Monro President and CEO John Van Heel said the fourth quarter performance reflected the "continued impact of the challenging economic environment that has been weighing on our customers. Given the environment, our customers continued to defer purchases and trade down from higher-cost automotive maintenance and repair purchases."
Net income in the quarter fell 22.6 percent to $8.1 million, while sales increased 14.1 percent to $195.9 million. Operating income for the quarter decreased 11.4 percent to $15.5 million.
Net income for fiscal 2013 fell 22.1 percent to $42.6 million, while sales increased 6.6 percent to $732 million. Operating income fell 19.4 percent to $73.7 million.
Mr. Van Heel also said the weather conditions in January impacted comparable store sales, but that sales started improving in February. That positive trend continued into the first quarter of fiscal 2014, he added.
Revenue from acquired stores contributed $43.5 million in new sales in the fourth quarter, Rochester-based Monro said, offsetting a 5.6-percent drop in comparable store sales. For the fiscal year, new stores added nearly $100 million in additional sales.
Adjusted for days, comparable store sales, fell about 6 percent for tires, alignments and exhaust, 7 percent for front end/shocks and 11 percentt for brakes but were unchanged for maintenance services, according to Monro.
Despite the lower earnings picture, Mr. Van Heel touted Monro's "ability to leverage our strong business model, regardless of the economic or operating environment and to take advantage of increased acquisition opportunities…."

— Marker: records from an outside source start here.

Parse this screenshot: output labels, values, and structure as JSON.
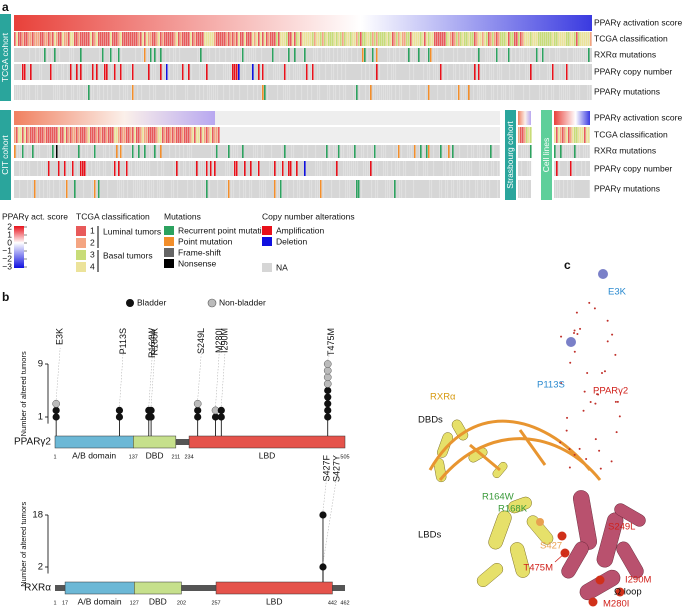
{
  "panels": {
    "a": "a",
    "b": "b",
    "c": "c"
  },
  "heatmap": {
    "cohorts": [
      "TCGA cohort",
      "CIT cohort",
      "Strasbourg cohort",
      "Cell lines"
    ],
    "tracks": [
      "PPARγ activation score",
      "TCGA classification",
      "RXRα mutations",
      "PPARγ copy number",
      "PPARγ mutations"
    ]
  },
  "legend": {
    "score": {
      "title": "PPARγ act. score",
      "range": [
        -3,
        2
      ],
      "ticks": [
        2,
        1,
        0,
        {
          "value": -1,
          "label": "−1"
        },
        {
          "value": -2,
          "label": "−2"
        },
        {
          "value": -3,
          "label": "−3"
        }
      ]
    },
    "classification": {
      "title": "TCGA classification",
      "items": [
        {
          "label": "1",
          "color": "#e85a5a"
        },
        {
          "label": "2",
          "color": "#f4a582"
        },
        {
          "label": "3",
          "color": "#c8dc78"
        },
        {
          "label": "4",
          "color": "#ece39a"
        }
      ],
      "groups": [
        "Luminal tumors",
        "Basal tumors"
      ]
    },
    "mutations": {
      "title": "Mutations",
      "items": [
        {
          "label": "Recurrent point mutation",
          "color": "#2ca25f"
        },
        {
          "label": "Point mutation",
          "color": "#f28e2b"
        },
        {
          "label": "Frame-shift",
          "color": "#666666"
        },
        {
          "label": "Nonsense",
          "color": "#000000"
        }
      ]
    },
    "cna": {
      "title": "Copy number alterations",
      "items": [
        {
          "label": "Amplification",
          "color": "#e8101a"
        },
        {
          "label": "Deletion",
          "color": "#1010e0"
        }
      ],
      "na": "NA"
    }
  },
  "lollipop": {
    "legend": [
      "Bladder",
      "Non-bladder"
    ],
    "ylabel": "Number of altered tumors",
    "proteins": [
      {
        "name": "PPARγ2",
        "length": [
          1,
          505
        ],
        "yticks": [
          1,
          9
        ],
        "ylim": [
          0,
          9
        ],
        "positions": [
          1,
          137,
          211,
          234,
          505
        ],
        "domains": [
          {
            "name": "A/B domain",
            "start": 1,
            "end": 137,
            "color": "#6cb8d6"
          },
          {
            "name": "DBD",
            "start": 137,
            "end": 211,
            "color": "#c6e08c"
          },
          {
            "name": "LBD",
            "start": 234,
            "end": 505,
            "color": "#e5534b"
          }
        ],
        "mutations": [
          {
            "label": "E3K",
            "position": 3,
            "bladder": 2,
            "non_bladder": 1
          },
          {
            "label": "P113S",
            "position": 113,
            "bladder": 2,
            "non_bladder": 0
          },
          {
            "label": "R164W",
            "position": 164,
            "bladder": 2,
            "non_bladder": 0
          },
          {
            "label": "R168K",
            "position": 168,
            "bladder": 2,
            "non_bladder": 0
          },
          {
            "label": "S249L",
            "position": 249,
            "bladder": 2,
            "non_bladder": 1
          },
          {
            "label": "M280I",
            "position": 280,
            "bladder": 1,
            "non_bladder": 1
          },
          {
            "label": "I290M",
            "position": 290,
            "bladder": 2,
            "non_bladder": 0
          },
          {
            "label": "T475M",
            "position": 475,
            "bladder": 5,
            "non_bladder": 4
          }
        ]
      },
      {
        "name": "RXRα",
        "length": [
          1,
          462
        ],
        "yticks": [
          2,
          18
        ],
        "ylim": [
          0,
          18
        ],
        "positions": [
          1,
          17,
          127,
          202,
          257,
          442,
          462
        ],
        "domains": [
          {
            "name": "A/B domain",
            "start": 17,
            "end": 127,
            "color": "#6cb8d6"
          },
          {
            "name": "DBD",
            "start": 127,
            "end": 202,
            "color": "#c6e08c"
          },
          {
            "name": "LBD",
            "start": 257,
            "end": 442,
            "color": "#e5534b"
          }
        ],
        "mutations": [
          {
            "label": "S427F",
            "position": 427,
            "bladder": 18,
            "non_bladder": 0
          },
          {
            "label": "S427Y",
            "position": 427,
            "bladder": 2,
            "non_bladder": 0
          }
        ]
      }
    ]
  },
  "structure": {
    "labels": [
      "RXRα",
      "DBDs",
      "P113S",
      "PPARγ2",
      "E3K",
      "R164W",
      "R168K",
      "LBDs",
      "S249L",
      "S427",
      "T475M",
      "I290M",
      "Ω loop",
      "M280I"
    ]
  }
}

During fiscal 2013 Monro added 139 stores in eight separate acquisitions and ended the year with 937 stores overall in 22 states under seven retail identities.
"These acquisitions enabled us to deliver healthy growth in overall sales for the fourth quarter despite the decline in comparable store sales," Mr. Van Heel said, "while helping us increase our market share and achieve greater economies of scale."

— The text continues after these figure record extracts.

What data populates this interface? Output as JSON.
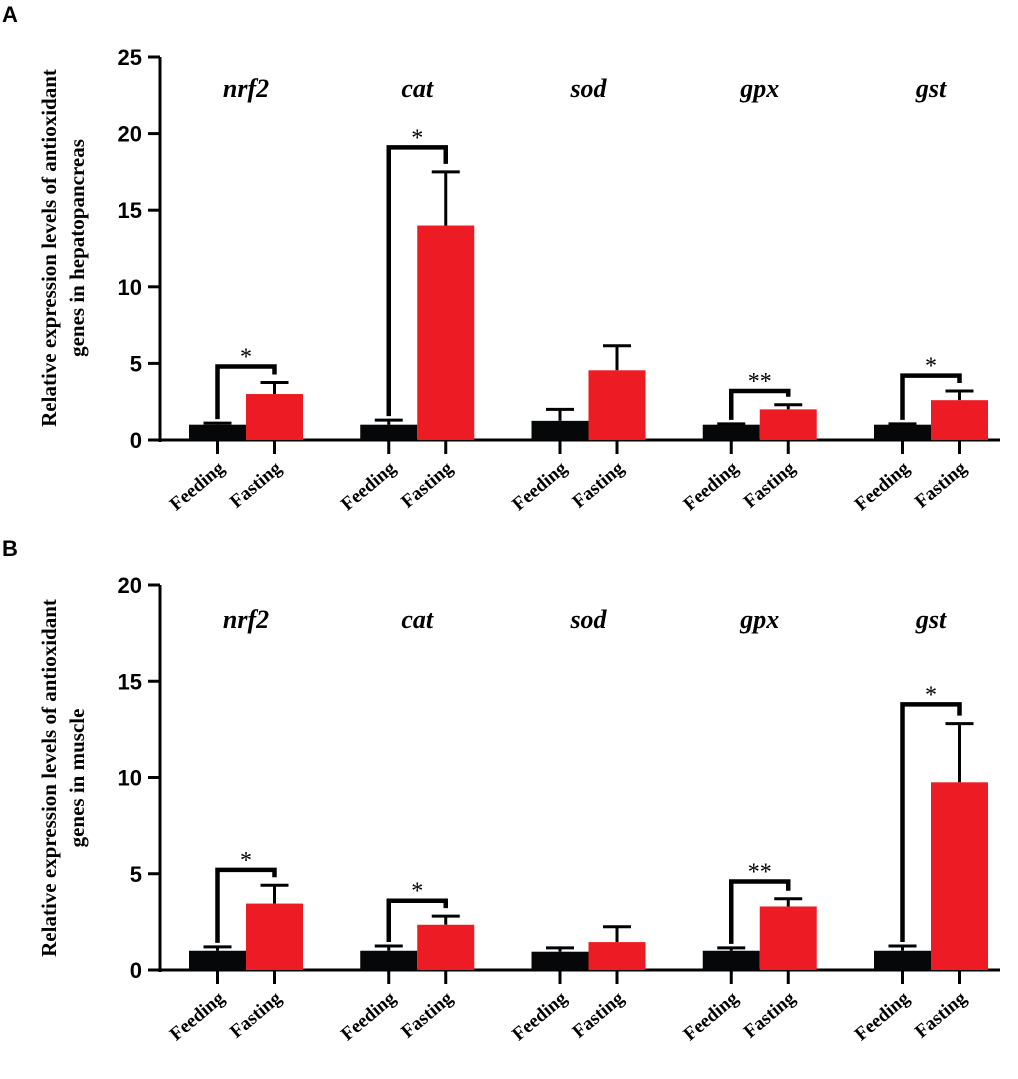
{
  "chart_data": [
    {
      "type": "bar",
      "panel_label": "A",
      "ylabel_lines": [
        "Relative expression levels of antioxidant",
        "genes in hepatopancreas"
      ],
      "ylim": [
        0,
        25
      ],
      "yticks": [
        "0",
        "5",
        "10",
        "15",
        "20",
        "25"
      ],
      "groups": [
        "nrf2",
        "cat",
        "sod",
        "gpx",
        "gst"
      ],
      "conditions": [
        "Feeding",
        "Fasting"
      ],
      "series": [
        {
          "name": "Feeding",
          "color": "#050708",
          "values": [
            1.0,
            1.0,
            1.25,
            1.0,
            1.0
          ],
          "errors": [
            0.1,
            0.3,
            0.75,
            0.05,
            0.05
          ]
        },
        {
          "name": "Fasting",
          "color": "#ED1C24",
          "values": [
            3.0,
            14.0,
            4.55,
            2.0,
            2.6
          ],
          "errors": [
            0.75,
            3.5,
            1.6,
            0.3,
            0.6
          ]
        }
      ],
      "significance": [
        {
          "group": "nrf2",
          "label": "*",
          "y": 4.8
        },
        {
          "group": "cat",
          "label": "*",
          "y": 19.1
        },
        {
          "group": "gpx",
          "label": "**",
          "y": 3.2
        },
        {
          "group": "gst",
          "label": "*",
          "y": 4.2
        }
      ]
    },
    {
      "type": "bar",
      "panel_label": "B",
      "ylabel_lines": [
        "Relative expression levels of antioxidant",
        "genes in muscle"
      ],
      "ylim": [
        0,
        20
      ],
      "yticks": [
        "0",
        "5",
        "10",
        "15",
        "20"
      ],
      "groups": [
        "nrf2",
        "cat",
        "sod",
        "gpx",
        "gst"
      ],
      "conditions": [
        "Feeding",
        "Fasting"
      ],
      "series": [
        {
          "name": "Feeding",
          "color": "#050708",
          "values": [
            1.0,
            1.0,
            0.95,
            1.0,
            1.0
          ],
          "errors": [
            0.2,
            0.25,
            0.2,
            0.15,
            0.25
          ]
        },
        {
          "name": "Fasting",
          "color": "#ED1C24",
          "values": [
            3.45,
            2.35,
            1.45,
            3.3,
            9.75
          ],
          "errors": [
            0.95,
            0.45,
            0.8,
            0.4,
            3.05
          ]
        }
      ],
      "significance": [
        {
          "group": "nrf2",
          "label": "*",
          "y": 5.2
        },
        {
          "group": "cat",
          "label": "*",
          "y": 3.6
        },
        {
          "group": "gpx",
          "label": "**",
          "y": 4.6
        },
        {
          "group": "gst",
          "label": "*",
          "y": 13.8
        }
      ]
    }
  ]
}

Mr. Van Heel said Monro management believes the firm's acquisition growth in fiscal 2013 positions it "to deliver strong earnings growth over the next several years."
He also said Monro continues to see "attractive acquisition opportunities in the marketplace" and will pursue these opportunities "in a disciplined manner as we leverage our strong balance sheet and business model to drive top-line growth and operating leverage."
Despite the lower earnings, Monro's board of directors approved a 1-cent increase in the company's cash dividend for the first quarter of fiscal year 2014 to 11 cents per share.
Based on current visibility, business and economic trends, and the recent acquisitions, Monro anticipates fiscal 2014 sales to be between $840 million and $865 million, with diluted earnings per share expected in the range of $1.65 to $1.80—up from $1.32 in the year just completed.